Another memorable voyage involved the towing of a 9000-ton cargo ship to Dublin when his vessel was caught in gale-force winds and dragged, stern-first, for 10 miles before being able to regain control. What should have been a short haul ended with the crew running out of food after sheltering for five days off the Isle of Man. Though he would never endanger his crew, his determination to get the job done was typical of a man who prided himself on never turning back. He had gained his experience on the job, without paper qualifications, and once acknowledged: "Classrooms are all right but they don't help you to know what to do if you are caught in a difficult situation.

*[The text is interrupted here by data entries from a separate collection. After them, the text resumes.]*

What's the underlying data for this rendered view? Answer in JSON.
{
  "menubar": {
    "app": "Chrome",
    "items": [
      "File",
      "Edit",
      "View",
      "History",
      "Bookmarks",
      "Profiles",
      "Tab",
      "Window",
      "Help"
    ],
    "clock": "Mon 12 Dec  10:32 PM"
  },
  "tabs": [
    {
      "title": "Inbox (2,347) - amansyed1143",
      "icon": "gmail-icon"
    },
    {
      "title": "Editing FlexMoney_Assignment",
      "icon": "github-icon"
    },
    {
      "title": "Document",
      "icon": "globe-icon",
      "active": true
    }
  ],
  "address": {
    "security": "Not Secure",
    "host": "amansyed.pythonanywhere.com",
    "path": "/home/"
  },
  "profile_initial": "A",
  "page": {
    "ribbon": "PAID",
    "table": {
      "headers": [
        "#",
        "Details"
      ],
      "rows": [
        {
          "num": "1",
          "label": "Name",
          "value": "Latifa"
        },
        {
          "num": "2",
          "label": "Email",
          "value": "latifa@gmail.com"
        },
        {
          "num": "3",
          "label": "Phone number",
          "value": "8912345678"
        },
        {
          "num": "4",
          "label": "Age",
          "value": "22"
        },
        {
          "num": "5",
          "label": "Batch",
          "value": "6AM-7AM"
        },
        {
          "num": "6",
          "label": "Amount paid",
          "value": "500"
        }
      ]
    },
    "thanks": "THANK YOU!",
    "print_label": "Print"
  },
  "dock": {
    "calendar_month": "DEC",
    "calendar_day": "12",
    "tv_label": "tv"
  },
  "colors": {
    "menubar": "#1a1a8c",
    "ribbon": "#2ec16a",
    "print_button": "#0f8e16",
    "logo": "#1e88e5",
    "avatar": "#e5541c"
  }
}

Then you must work by instinct otherwise danger could turn to disaster."

Mr MacDonald, who also sailed on the Flying Foam, the Flying Petrel and the Flying Fulmar, was always aware just how dangerous the seas could be and played a vital part in numerous salvage operations involving cargo ships, passenger vessels and warships. Over the space of a few days, in October 1971, he carried out three rescues: he took the Loch Seaforth ferry off the rocks after she ran aground just off Skye; rescued a fishing boat's crew of five between Kyle and Uist and secured a Navy frigate in Loch Maddy.

He retired in 1986, the same year he received the BEM for his long service to Clyde Shipping and the Merchant Navy.

The citation highlighted not only his exceptional skill in the confined waters of a port but the special reputation he built up for his work on the west coast and the Irish Sea: "His navigational and ship handling skills and his courage in coping with extremely adverse weather conditions are well known and he has been regularly commended by ship owners, pilots and the Royal Navy."

His character, illustrated by his loyalty, hard work, fearlessness and sense of duty, had been shaped by his Highland upbringing. And it was there he returned in retirement, to the family croft at Uig, where he indulged his love of gardening and river fishing.

Widowed in 1976, he is buried beside his wife in Cadder Cemetery, Bishopbriggs, and is survived by his sons Calum and Alasdair, daughters Christine, Catriona and Nancy, nine grandchildren and five great-grandchildren.